The electronic version of this article is the complete one and can be found online at: http://www.retrovirology.com/content/6/S3/P404


Published:22 October 2009

© 2009 Shao et al; licensee BioMed Central Ltd.

Background

To assess the safety and immunogenicity of recombinant HIV vaccines of DNA and replicating competent Tiantan vaccinia (rTV)vector, the small pox vaccine used in China.

Methods

HIV-1 CN54 gag, pol and env genes were constructed into DNA and rTV vectors. 48 healthy participants were either inoculated with rTV (5 × 104 pfu, skin scratches) or DNA vaccine (2 mg, 4 mg, i.m.) alone, in combination, or placed on the placebo. The participants were monitored up to 36 weeks for clinical symptoms and laboratory tests. Vaccine induced immunogenicity were measured by ELIspot, ICS, and antibody assays.

Results

Typical skin reaction in all rTV vaccinated 24 subjects, enlargement of the lymph nodes under the same arm receiving rTV (12 cases) and slight fever (37.2 for 1 day, 1 case) were observed. No severe adverse events related to the vaccines were found. In rTV single vaccination group, positive IFN-g ELIspot was detected only in 6 of 7 vaccinia naïve subjects.

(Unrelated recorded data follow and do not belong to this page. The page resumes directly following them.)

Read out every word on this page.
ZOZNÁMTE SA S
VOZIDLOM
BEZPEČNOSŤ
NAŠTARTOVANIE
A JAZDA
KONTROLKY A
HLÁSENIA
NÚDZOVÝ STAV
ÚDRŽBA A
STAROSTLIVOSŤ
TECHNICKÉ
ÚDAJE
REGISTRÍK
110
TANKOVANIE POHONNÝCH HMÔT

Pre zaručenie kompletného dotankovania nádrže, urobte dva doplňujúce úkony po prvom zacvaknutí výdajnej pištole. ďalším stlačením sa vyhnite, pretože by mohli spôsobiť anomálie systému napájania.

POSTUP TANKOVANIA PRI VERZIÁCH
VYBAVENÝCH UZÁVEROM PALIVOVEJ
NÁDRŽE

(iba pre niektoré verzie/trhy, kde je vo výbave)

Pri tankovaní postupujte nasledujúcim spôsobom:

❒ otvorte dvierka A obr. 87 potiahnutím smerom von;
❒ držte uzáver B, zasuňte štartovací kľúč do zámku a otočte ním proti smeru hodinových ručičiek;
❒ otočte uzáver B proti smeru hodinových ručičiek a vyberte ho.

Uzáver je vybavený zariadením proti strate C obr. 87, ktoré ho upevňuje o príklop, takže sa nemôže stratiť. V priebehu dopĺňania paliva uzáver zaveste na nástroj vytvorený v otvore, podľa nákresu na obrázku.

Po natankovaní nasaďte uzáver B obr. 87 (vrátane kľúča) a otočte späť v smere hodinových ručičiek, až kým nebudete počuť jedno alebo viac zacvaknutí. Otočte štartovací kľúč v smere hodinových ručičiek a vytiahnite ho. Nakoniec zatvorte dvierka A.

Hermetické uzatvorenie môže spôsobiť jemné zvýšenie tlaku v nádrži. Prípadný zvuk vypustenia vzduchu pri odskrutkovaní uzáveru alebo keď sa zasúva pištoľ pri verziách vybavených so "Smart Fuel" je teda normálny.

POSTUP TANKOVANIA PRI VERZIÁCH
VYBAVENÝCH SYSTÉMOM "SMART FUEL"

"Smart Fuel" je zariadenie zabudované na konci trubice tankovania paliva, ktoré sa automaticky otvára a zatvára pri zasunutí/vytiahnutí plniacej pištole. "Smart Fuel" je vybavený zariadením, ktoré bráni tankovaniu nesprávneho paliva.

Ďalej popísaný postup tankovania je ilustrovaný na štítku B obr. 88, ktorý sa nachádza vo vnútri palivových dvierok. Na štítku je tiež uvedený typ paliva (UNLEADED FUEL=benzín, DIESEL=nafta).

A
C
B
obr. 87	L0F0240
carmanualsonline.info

In DNA/rTV group, T cell responses were detected in 15/16 (IFN-g ELIspot) and 16/16 (ICS) of vaccinia naïve and 5/6 (IFN-g Elispot) and 5/6 (ICS) of vaccinia experienced. The responses of CD4 cells were higher than those of CD8 cells (100% versus 44%) and responsive rates to IL-2 and IFN-g were similar. HIV-1 gag and env antibodies were detected only in the DNA priming and rTV boost groups and mainly among vaccinia naïve people (13/16 in naïve and 1/6 in experienced). Both T cell and antibody responses maintain by the end of the study at week 36.

Conclusion

The vaccines are well tolerated and safe. It can stimulate HIV-1 specific T cell response in a single rTV vaccination and both T cell and antibody responses in DNA prime rTV boost. The vaccines are currently moving to phase II clinical trial in China.